Sturm Friederike ist mit Orkanböen von bis zu 203 Kilometer pro Stunde über Europa hinweggefegt.
ORF

Auf einem Campingplatz in Emmerich (Nordrhein-Westfalen) wurde ein 59-Jähriger von einem Baum erschlagen. Er sei sofort tot gewesen. In einer Sturmböe verlor im westfälischen Lippstadt ein Mann (68) bei einem Verkehrsunfall sein Leben. Der Transporterfahrer hatte im Orkan die Kontrolle über sein Fahrzeug verloren und war in den Gegenverkehr geraten.

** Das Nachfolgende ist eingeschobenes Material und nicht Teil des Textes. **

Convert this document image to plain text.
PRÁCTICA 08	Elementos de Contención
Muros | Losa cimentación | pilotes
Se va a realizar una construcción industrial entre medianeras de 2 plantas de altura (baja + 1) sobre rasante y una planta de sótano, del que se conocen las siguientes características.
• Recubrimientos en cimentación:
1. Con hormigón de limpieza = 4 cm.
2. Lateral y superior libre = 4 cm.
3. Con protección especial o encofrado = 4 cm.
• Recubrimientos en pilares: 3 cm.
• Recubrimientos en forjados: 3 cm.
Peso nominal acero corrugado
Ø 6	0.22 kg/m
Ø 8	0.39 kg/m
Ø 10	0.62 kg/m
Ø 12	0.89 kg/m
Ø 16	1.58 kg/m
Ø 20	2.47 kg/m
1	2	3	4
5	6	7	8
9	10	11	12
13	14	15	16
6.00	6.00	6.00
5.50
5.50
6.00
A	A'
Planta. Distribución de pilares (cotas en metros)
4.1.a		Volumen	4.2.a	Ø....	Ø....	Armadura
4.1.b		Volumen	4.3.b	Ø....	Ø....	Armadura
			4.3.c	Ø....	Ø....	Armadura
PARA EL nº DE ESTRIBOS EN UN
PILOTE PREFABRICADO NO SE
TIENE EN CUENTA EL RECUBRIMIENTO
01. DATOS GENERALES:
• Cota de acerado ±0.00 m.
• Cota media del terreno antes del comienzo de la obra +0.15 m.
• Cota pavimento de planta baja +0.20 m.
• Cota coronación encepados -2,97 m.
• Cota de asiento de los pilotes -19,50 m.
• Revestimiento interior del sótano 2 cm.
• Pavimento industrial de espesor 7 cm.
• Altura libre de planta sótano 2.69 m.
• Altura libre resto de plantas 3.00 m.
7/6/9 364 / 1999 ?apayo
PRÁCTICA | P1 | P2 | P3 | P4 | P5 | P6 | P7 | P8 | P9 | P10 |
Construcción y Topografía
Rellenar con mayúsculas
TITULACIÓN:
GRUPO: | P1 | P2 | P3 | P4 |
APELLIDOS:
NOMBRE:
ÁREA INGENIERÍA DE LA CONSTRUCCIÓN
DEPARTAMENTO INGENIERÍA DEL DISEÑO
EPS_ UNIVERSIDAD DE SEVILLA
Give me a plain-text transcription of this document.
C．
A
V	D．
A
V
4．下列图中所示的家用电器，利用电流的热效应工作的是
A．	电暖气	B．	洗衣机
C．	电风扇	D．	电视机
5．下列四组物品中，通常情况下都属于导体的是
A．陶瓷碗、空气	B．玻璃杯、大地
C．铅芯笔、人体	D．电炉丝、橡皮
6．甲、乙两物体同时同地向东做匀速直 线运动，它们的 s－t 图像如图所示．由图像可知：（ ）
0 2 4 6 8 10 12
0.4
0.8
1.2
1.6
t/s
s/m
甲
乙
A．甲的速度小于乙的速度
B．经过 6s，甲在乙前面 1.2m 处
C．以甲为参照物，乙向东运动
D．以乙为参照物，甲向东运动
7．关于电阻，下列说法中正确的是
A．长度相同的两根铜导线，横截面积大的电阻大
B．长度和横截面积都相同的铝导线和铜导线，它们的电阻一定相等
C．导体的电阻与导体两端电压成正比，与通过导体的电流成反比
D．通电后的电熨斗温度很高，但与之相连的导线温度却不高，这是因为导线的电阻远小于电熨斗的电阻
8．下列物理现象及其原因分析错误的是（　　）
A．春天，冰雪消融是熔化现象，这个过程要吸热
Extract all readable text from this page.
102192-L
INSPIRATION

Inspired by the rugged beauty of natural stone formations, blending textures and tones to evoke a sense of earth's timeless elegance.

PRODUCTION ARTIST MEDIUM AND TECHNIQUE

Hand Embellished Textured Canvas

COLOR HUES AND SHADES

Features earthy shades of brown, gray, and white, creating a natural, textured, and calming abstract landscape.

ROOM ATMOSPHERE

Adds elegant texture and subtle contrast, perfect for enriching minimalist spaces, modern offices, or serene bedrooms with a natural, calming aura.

Ein Mitglied der Freiwilligen Feuerwehr starb bei einem Sturmeinsatz im sauerländischen Sundern.

Feuerwehrmann erschlagen

In Bad Salzungen in Thüringen wurde ein Feuerwehrmann von einem umstürzenden Baum getötet. Sein Kollege wurde schwer verletzt. Bei einem Unfall inmitten der Sturmböen kam im Süden Brandenburgs ein Lastwagenfahrer ums Leben. Das Fahrzeug war auf der Autobahn 13 (Berlin–Dresden) bei Ortrand nahe der Grenze von Brandenburg zu Sachsen in die Mittelleitplanke geprallt und umgestürzt. In der Nähe von Neubrandenburg starb eine 61-jährige Autofahrerin. Sie verlor südlich von Penzlin vermutlich wegen widriger Straßenverhältnisse und zu hoher Geschwindigkeit die Kontrolle über ihr Auto und schleuderte gegen einen entgegenkommenden Lastwagen.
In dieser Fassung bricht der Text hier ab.